MTVN Study Details 'Media-Active' Interests

Media companies need to adapt and offer more than high-tech "bells and whistles" to keep the attention of young consumers, who are much more demanding than the Baby Boomer generation.

That's one of the main findings of an annual leisure-time study conducted by MTV Networks, which has created a new name for consumers aged 12 to 24 — "media-actives." The name stems the from group's selectivity, confidence and impatience in its media behavior, according to MTVN executive vice president of research and planning Betsy Frank.

During a press briefing last week on MTVN's fifth annual "Survey of Media, Entertainment and Leisure Time," Frank said that TV use among this generation has not declined. These young consumers on average spent more than half their media-use time watching TV — 2.4 hours out of their total 4.2 hours of media use each day.

Those 25 and older spend 3.6 hours of their total 5.2 hours of media-use time in front of the boob tube. But Frank said that "television is not a passive activity" for these "media-actives," as it is for older folks.

"Media-actives," or those born after 1975, "process" information and entertainment differently, because they've been conditioned by the Internet to only sit still for content they actually want to see. They've also been spoiled by channels like Nickelodeon and MTV: Music Television, where there is always something on for their age group, according to the study.

And video games have allowed this group to manipulate reality, thus raising their expectations in terms of their control of media, Frank said.

In light of the behavior of this "media-active" demographic, Frank warned that media companies can't afford to be complacent, continuing to cater to older mass audiences.
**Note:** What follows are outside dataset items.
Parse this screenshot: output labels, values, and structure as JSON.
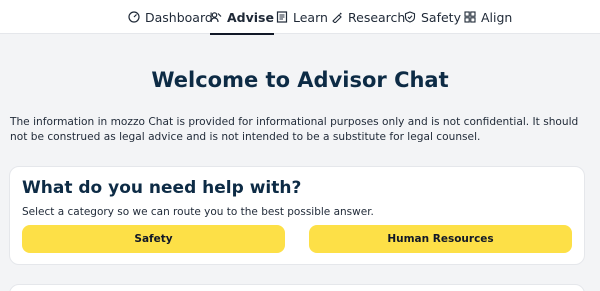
{
  "nav": {
    "items": [
      {
        "label": "Dashboard",
        "icon": "dashboard-icon"
      },
      {
        "label": "Advise",
        "icon": "advise-icon",
        "active": true
      },
      {
        "label": "Learn",
        "icon": "learn-icon"
      },
      {
        "label": "Research",
        "icon": "research-icon"
      },
      {
        "label": "Safety",
        "icon": "shield-icon"
      },
      {
        "label": "Align",
        "icon": "align-icon"
      }
    ]
  },
  "main": {
    "title": "Welcome to Advisor Chat",
    "disclaimer": "The information in mozzo Chat is provided for informational purposes only and is not confidential. It should not be construed as legal advice and is not intended to be a substitute for legal counsel."
  },
  "help_card": {
    "title": "What do you need help with?",
    "subtitle": "Select a category so we can route you to the best possible answer.",
    "categories": [
      "Safety",
      "Human Resources"
    ]
  },
  "colors": {
    "accent": "#fde047",
    "heading": "#0d2b45",
    "background": "#f3f4f6"
  }
}
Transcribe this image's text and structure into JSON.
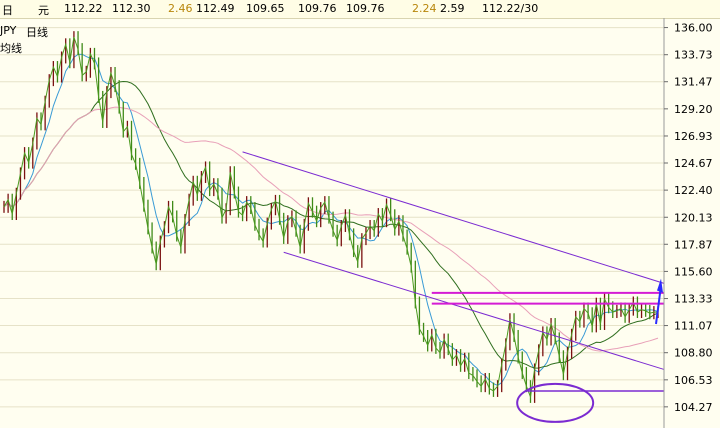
{
  "toolbar": {
    "date_label": "日",
    "unit_label": "元",
    "open": "112.22",
    "high": "112.30",
    "change": "2.46",
    "v1": "112.49",
    "v2": "109.65",
    "v3": "109.76",
    "v4": "109.76",
    "change2": "2.24",
    "v5": "2.59",
    "range": "112.22/30"
  },
  "chart_header": {
    "symbol": "JPY",
    "period": "日线",
    "line2": "均线"
  },
  "chart_data": {
    "type": "line",
    "y_ticks": [
      "136.00",
      "133.73",
      "131.47",
      "129.20",
      "126.93",
      "124.67",
      "122.40",
      "120.13",
      "117.87",
      "115.60",
      "113.33",
      "111.07",
      "108.80",
      "106.53",
      "104.27"
    ],
    "ylim": [
      102.5,
      136.8
    ],
    "n_bars": 160,
    "price": [
      121.0,
      121.6,
      120.4,
      122.1,
      123.8,
      125.5,
      124.7,
      126.3,
      128.4,
      127.9,
      129.8,
      131.6,
      132.7,
      131.9,
      133.5,
      134.6,
      133.1,
      135.2,
      134.2,
      132.0,
      132.3,
      133.8,
      133.0,
      130.2,
      128.1,
      130.6,
      132.2,
      131.1,
      129.3,
      127.3,
      127.7,
      125.4,
      124.6,
      123.0,
      121.1,
      119.2,
      117.6,
      116.2,
      118.1,
      119.3,
      121.0,
      120.2,
      118.6,
      117.6,
      119.9,
      121.6,
      123.1,
      122.0,
      123.5,
      124.3,
      122.4,
      122.9,
      122.1,
      120.1,
      120.8,
      123.9,
      122.2,
      120.6,
      120.3,
      121.4,
      120.9,
      119.5,
      118.7,
      118.1,
      119.6,
      120.8,
      121.5,
      120.0,
      118.4,
      119.8,
      120.2,
      119.0,
      117.6,
      119.5,
      121.3,
      120.6,
      119.8,
      120.9,
      121.4,
      120.1,
      119.0,
      118.2,
      119.4,
      120.3,
      118.7,
      117.3,
      116.4,
      118.3,
      118.8,
      119.4,
      119.0,
      120.4,
      119.8,
      121.2,
      120.3,
      119.1,
      119.8,
      118.6,
      117.5,
      116.0,
      113.0,
      110.8,
      110.2,
      109.4,
      110.3,
      109.2,
      108.8,
      109.9,
      109.1,
      108.2,
      108.6,
      107.7,
      108.3,
      107.1,
      106.9,
      106.4,
      106.0,
      106.6,
      105.8,
      105.6,
      106.0,
      107.8,
      109.5,
      111.6,
      110.2,
      108.4,
      107.1,
      106.0,
      105.1,
      107.4,
      109.0,
      110.5,
      109.9,
      111.2,
      110.0,
      108.5,
      107.0,
      108.8,
      110.3,
      111.8,
      111.4,
      112.5,
      112.1,
      111.0,
      112.9,
      111.2,
      113.3,
      112.6,
      112.2,
      112.3,
      112.5,
      111.8,
      112.4,
      113.0,
      112.2,
      112.4,
      112.3,
      112.1,
      112.2,
      112.2
    ]
  },
  "legend": {
    "ma_short": "#3a9bd5",
    "ma_mid": "#2f6e1f",
    "ma_long": "#e8a0b8",
    "price": "#4b9a1f",
    "channel": "#7b2bd1",
    "resistance": "#d41cd4"
  }
}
That's because by 2020, about 60 percent of the population will be "media-active," or born since 1975, and media companies must take their demands into account, she said.
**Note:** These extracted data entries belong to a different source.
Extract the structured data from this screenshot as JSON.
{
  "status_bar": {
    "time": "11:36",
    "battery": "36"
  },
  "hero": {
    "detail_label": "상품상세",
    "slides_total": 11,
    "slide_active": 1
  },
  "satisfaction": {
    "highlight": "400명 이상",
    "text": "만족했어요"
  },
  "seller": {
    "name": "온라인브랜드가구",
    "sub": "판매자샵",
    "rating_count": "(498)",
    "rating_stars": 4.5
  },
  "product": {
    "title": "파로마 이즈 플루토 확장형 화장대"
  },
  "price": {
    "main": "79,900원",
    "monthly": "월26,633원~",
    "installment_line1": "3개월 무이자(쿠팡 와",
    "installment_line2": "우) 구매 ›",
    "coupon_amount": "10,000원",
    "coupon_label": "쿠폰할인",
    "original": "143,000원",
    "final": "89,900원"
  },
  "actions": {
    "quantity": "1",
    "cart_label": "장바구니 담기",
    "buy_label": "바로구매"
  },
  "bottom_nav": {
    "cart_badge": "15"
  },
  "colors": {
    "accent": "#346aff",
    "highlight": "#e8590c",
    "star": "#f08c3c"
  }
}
"Complacency as a strategy becomes unsupportable," she said. "And bells and whistles can't overcome programming that's irrelevant."

This group also wants facts, not bias, so it can reach its own conclusions on topics, Frank said. And brands will continue to be important, with most given berths across various platforms, she added.

Overall, the MTVN study found that television — despite the Internet — still represents more than half, or 57 percent, of the time spent with media, and that the simultaneous use of different media continues to grow.

The "media-active" have a penchant for using other media while on their PCs. For example, 18.6 percent of the time a "media-active" person listens to the radio while using a PC, and 20.3 percent of the time, they are watching TV while on the computer, according to the study.

The young also see the Internet as "a mainstream source of entertainment," particularly for music, Frank said.

MTVN's most recent study was conducted last November and December, based on a sample of 4,000 Americans aged 4 to 70.